Home CRONACA Scala mobile rotta, gobbo in tilt: Trump trasforma l’Onu in cabaret

Scala mobile rotta, gobbo in tilt: Trump trasforma l’Onu in cabaret

Donald Trump sale sul palco dell’Assemblea Generale delle Nazioni Unite come se fosse la prima serata a Las Vegas. Luci, applausi forzati, il solito repertorio: colpi all’Europa “imbambolata”, accuse all’Onu “inutile”, invettive contro chi si ostina a credere nelle politiche ambientali. La sua crociata è sempre la stessa: chiudere i porti, trivellare i mari, resuscitare il carbone. La “ricetta” del suo Make America Great Again si riduce a due ingredienti: più muri, più barili di petrolio.

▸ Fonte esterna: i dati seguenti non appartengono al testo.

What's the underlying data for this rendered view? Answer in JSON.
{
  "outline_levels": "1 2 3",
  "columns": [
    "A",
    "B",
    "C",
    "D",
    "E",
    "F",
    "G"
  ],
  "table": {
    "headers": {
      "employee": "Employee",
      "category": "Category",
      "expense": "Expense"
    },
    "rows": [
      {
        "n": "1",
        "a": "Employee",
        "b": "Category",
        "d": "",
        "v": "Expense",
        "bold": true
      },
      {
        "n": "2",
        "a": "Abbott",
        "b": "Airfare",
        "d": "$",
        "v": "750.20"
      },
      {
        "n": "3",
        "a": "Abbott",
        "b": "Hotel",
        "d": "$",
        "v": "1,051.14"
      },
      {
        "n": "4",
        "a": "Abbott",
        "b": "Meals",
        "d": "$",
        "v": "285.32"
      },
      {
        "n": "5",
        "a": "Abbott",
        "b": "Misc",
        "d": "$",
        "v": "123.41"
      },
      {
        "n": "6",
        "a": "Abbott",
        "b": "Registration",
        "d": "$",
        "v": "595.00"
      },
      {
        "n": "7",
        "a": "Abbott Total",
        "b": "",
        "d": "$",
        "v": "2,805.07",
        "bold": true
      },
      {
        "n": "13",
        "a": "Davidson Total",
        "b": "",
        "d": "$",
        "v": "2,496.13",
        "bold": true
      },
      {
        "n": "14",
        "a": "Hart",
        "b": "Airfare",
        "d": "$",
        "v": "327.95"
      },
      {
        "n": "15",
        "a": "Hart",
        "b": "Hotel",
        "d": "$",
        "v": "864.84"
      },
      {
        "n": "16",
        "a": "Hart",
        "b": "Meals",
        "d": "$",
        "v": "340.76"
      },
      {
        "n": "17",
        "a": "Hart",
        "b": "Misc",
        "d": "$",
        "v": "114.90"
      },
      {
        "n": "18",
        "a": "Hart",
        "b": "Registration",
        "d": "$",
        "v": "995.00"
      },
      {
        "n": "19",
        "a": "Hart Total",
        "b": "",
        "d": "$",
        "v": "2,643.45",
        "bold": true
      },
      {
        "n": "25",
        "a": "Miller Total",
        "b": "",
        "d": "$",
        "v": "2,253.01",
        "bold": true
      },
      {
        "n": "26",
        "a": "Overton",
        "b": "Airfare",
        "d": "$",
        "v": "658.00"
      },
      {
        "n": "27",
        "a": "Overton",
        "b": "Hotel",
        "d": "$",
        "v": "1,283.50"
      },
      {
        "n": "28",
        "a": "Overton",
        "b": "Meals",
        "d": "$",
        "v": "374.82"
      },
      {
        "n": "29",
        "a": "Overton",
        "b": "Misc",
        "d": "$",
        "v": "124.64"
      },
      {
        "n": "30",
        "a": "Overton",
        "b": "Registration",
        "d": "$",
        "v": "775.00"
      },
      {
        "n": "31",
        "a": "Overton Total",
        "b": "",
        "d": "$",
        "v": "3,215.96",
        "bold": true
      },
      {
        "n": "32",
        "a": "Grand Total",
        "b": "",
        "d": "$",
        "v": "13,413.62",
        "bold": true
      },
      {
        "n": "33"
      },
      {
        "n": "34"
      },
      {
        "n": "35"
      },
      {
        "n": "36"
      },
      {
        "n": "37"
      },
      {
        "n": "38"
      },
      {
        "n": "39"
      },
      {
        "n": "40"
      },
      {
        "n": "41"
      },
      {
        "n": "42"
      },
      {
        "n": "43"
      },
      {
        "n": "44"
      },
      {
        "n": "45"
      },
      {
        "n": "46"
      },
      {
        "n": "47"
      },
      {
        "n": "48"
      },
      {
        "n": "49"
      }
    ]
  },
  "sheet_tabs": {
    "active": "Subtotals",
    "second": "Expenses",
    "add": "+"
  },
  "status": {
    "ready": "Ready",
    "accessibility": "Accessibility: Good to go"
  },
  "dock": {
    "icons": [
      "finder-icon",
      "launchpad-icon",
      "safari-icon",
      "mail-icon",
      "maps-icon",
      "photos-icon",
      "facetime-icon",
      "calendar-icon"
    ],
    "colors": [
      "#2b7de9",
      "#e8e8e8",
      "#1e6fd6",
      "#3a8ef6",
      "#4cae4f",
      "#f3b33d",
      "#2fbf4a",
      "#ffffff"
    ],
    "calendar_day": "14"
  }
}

Sul banco degli imputati ci finisce il solito bersaglio facile: i migranti, trasformati in fiume nero che invade l’Europa. Numeri snocciolati senza contesto – metà dei detenuti stranieri in Germania, tre quarti in Svizzera – perché le percentuali fanno più rumore delle cause. Poco importa che siano statistiche tagliate su misura per spaventare il pubblico: nella narrazione trumpiana, il migrante non è una persona, ma una minaccia da sbattere in prima pagina.

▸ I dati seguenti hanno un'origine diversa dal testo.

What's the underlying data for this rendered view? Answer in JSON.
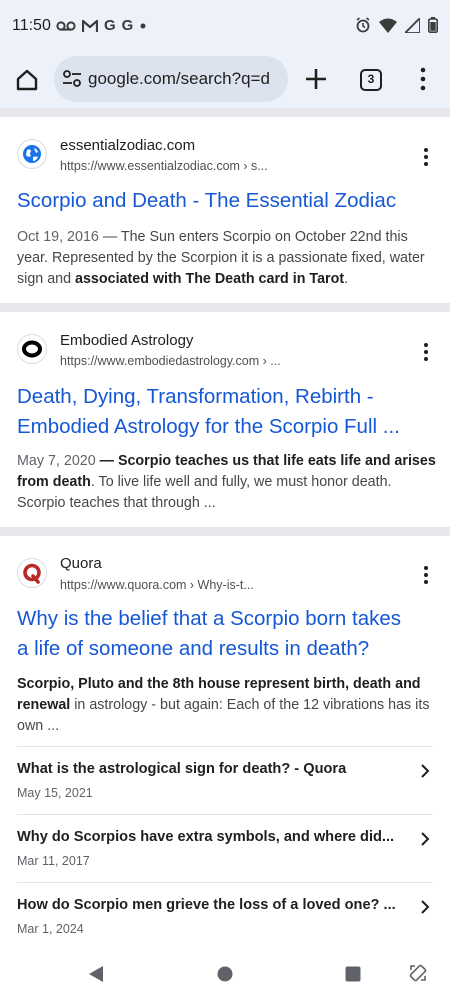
{
  "status_bar": {
    "time": "11:50",
    "left_icons": [
      "voicemail-icon",
      "gmail-icon",
      "google-icon",
      "google-icon",
      "dot-icon"
    ],
    "right_icons": [
      "alarm-icon",
      "wifi-icon",
      "signal-icon",
      "battery-icon"
    ]
  },
  "toolbar": {
    "url": "google.com/search?q=d",
    "tab_count": "3"
  },
  "results": [
    {
      "site_name": "essentialzodiac.com",
      "site_url": "https://www.essentialzodiac.com › s...",
      "title": "Scorpio and Death - The Essential Zodiac",
      "snippet_date": "Oct 19, 2016",
      "snippet_part1": " — The Sun enters Scorpio on October 22nd this year. Represented by the Scorpion it is a passionate fixed, water sign and ",
      "snippet_bold": "associated with The Death card in Tarot",
      "snippet_part2": "."
    },
    {
      "site_name": "Embodied Astrology",
      "site_url": "https://www.embodiedastrology.com › ...",
      "title_line1": "Death, Dying, Transformation, Rebirth -",
      "title_line2": "Embodied Astrology for the Scorpio Full ...",
      "snippet_date": "May 7, 2020",
      "snippet_dash": " — ",
      "snippet_bold": "Scorpio teaches us that life eats life and arises from death",
      "snippet_part2": ". To live life well and fully, we must honor death. Scorpio teaches that through ..."
    },
    {
      "site_name": "Quora",
      "site_url": "https://www.quora.com › Why-is-t...",
      "title_line1": "Why is the belief that a Scorpio born takes",
      "title_line2": "a life of someone and results in death?",
      "snippet_bold": "Scorpio, Pluto and the 8th house represent birth, death and renewal",
      "snippet_part2": " in astrology - but again: Each of the 12 vibrations has its own ...",
      "sub_questions": [
        {
          "question": "What is the astrological sign for death? - Quora",
          "date": "May 15, 2021"
        },
        {
          "question": "Why do Scorpios have extra symbols, and where did...",
          "date": "Mar 11, 2017"
        },
        {
          "question": "How do Scorpio men grieve the loss of a loved one? ...",
          "date": "Mar 1, 2024"
        }
      ]
    }
  ],
  "colors": {
    "link_blue": "#1558d6",
    "toolbar_bg": "#edf2fa",
    "omnibox_bg": "#dde3ee",
    "quora_red": "#b92b27",
    "globe_blue": "#1a73e8"
  }
}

Poi la caricatura ecologista: gli ambientalisti vorrebbero “uccidere le mucche”, gli accordi sul clima sono “truffe” e il futuro verde non è che un suicidio programmato. Tradotto: lasciatemi trivellare in pace, così la benzina resta a buon mercato e i miei elettori continuano a credere nel mito dell’America dell’età dell’oro.

Il paradosso è che Trump si dichiara pacificatore. “Sette guerre risolte in sette mesi”, proclama, ma a nessuno viene in mente di chiedergli quali siano. Nel frattempo, liquida l’Onu come una macchina di chiacchiere inutili, salvo poi indignarsi perché non lo ringraziano. Non basta l’ego smisurato: ci deve sempre essere lo show comico. La scala mobile che si rompe, il gobbo che non funziona, lui che improvvisa: “Parlo dal cuore”. Sembra cabaret da casinò, non diplomazia globale.

Dietro la farsa però c’è un disegno preciso. Trump non vuole riformare le istituzioni, vuole demolirle. Non vuole migliorare le politiche verdi, vuole bruciarle. Non vuole discutere di accoglienza, vuole ridurre l’essere umano a percentuale di carcerati. E soprattutto: non parla all’assemblea, ma al suo pubblico a casa, quello che si nutre di slogan urlati e paure confezionate.

L’Europa? Un nemico comodo, pavido, da usare come specchio deformato: “vedete come vi riduce l’immigrazione, vedete cosa succede con l’energia green”. L’Onu? Una claque sorda da insultare, giusto per alzare il prezzo della sua presenza. Il clima? Una barzelletta da liquidare con un sorriso.

Alla fine resta solo l’immagine grottesca: il tycoon che si autoincensa, sale le scale “perché in forma” e racconta di guerre vinte senza sparare un colpo. L’uomo che trasforma la diplomazia mondiale in un talent show dove l’unico giudice è lui stesso. Il mondo? Un pubblico pagante, costretto ad ascoltare il solito numero di magia: fumo, specchi e un applauso registrato.